Cornhill Magazine,  10 (1864), 583–608.

Wives and Daughters. An Every-Day Story Ch. 10–11  [4/17]

[Elizabeth C Gaskell]


Novel, Serial


Natural History, Collecting, Microscopy, Popularization, Language, Amusement

    While returning from the meadows near his home, where he 'had been out dredging in ponds and ditches, and had his wet sling-net, with its imprisoned treasures of nastiness, over his shoulder', Roger Hamley encounters Molly Gibson, who is distressed by the news that her father is to marry again (591). That evening, Roger 'adjusted his microscope, and put the treasures he had collected in his morning's ramble on a little table; and then asked his mother to come and admire. Of course Molly came too, and this was what he had intended. He tried to interest her in his pursuit, cherished her first little morsel of curiosity, and nursed it into a very proper desire for further information. Then he brought out books on the subject, and translated the slightly pompous and technical language into homely every-day speech. Molly had come down to dinner, wondering how the long hours till bedtime would pass away [...]. But prayers and bedtime came long before she had expected; she had been refreshed by a new current of thought, and she was very thankful to Roger' (596).
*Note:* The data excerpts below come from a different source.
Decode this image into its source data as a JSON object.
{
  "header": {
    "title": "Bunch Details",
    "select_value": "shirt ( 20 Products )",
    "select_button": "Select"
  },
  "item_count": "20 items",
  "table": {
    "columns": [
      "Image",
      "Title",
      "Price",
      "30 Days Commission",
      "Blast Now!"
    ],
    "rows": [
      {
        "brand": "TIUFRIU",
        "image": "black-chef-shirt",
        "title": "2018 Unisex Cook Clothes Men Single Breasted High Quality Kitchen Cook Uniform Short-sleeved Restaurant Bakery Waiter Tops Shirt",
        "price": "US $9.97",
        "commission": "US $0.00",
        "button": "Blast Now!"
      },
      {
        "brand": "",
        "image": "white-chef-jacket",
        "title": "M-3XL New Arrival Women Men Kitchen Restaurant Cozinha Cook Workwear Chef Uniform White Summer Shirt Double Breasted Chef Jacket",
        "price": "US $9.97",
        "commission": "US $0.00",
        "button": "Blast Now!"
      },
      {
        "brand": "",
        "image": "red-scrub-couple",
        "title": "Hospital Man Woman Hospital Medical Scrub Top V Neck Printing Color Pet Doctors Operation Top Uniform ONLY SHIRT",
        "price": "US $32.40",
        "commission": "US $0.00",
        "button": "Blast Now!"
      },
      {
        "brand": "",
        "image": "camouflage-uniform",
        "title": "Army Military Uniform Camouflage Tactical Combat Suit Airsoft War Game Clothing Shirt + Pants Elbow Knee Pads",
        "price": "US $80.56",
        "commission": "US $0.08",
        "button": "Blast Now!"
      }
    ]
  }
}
It is 'pleasant to the wisest, most reasonable youth of one or two and twenty to find himself looked up to as a Mentor by a girl of seventeen', and for Roger and Molly the 'bond between the Mentor and his Telemachus strengthened every day. He endeavoured to lead her out of morbid thought into interest in other than personal things; and, naturally enough, his own objects of interest came readiest to hand. She felt that it did her good, she did not know why or how; but after a talk with him, she always fancied that she had got the clue to goodness and peace, whatever befell' (607–08).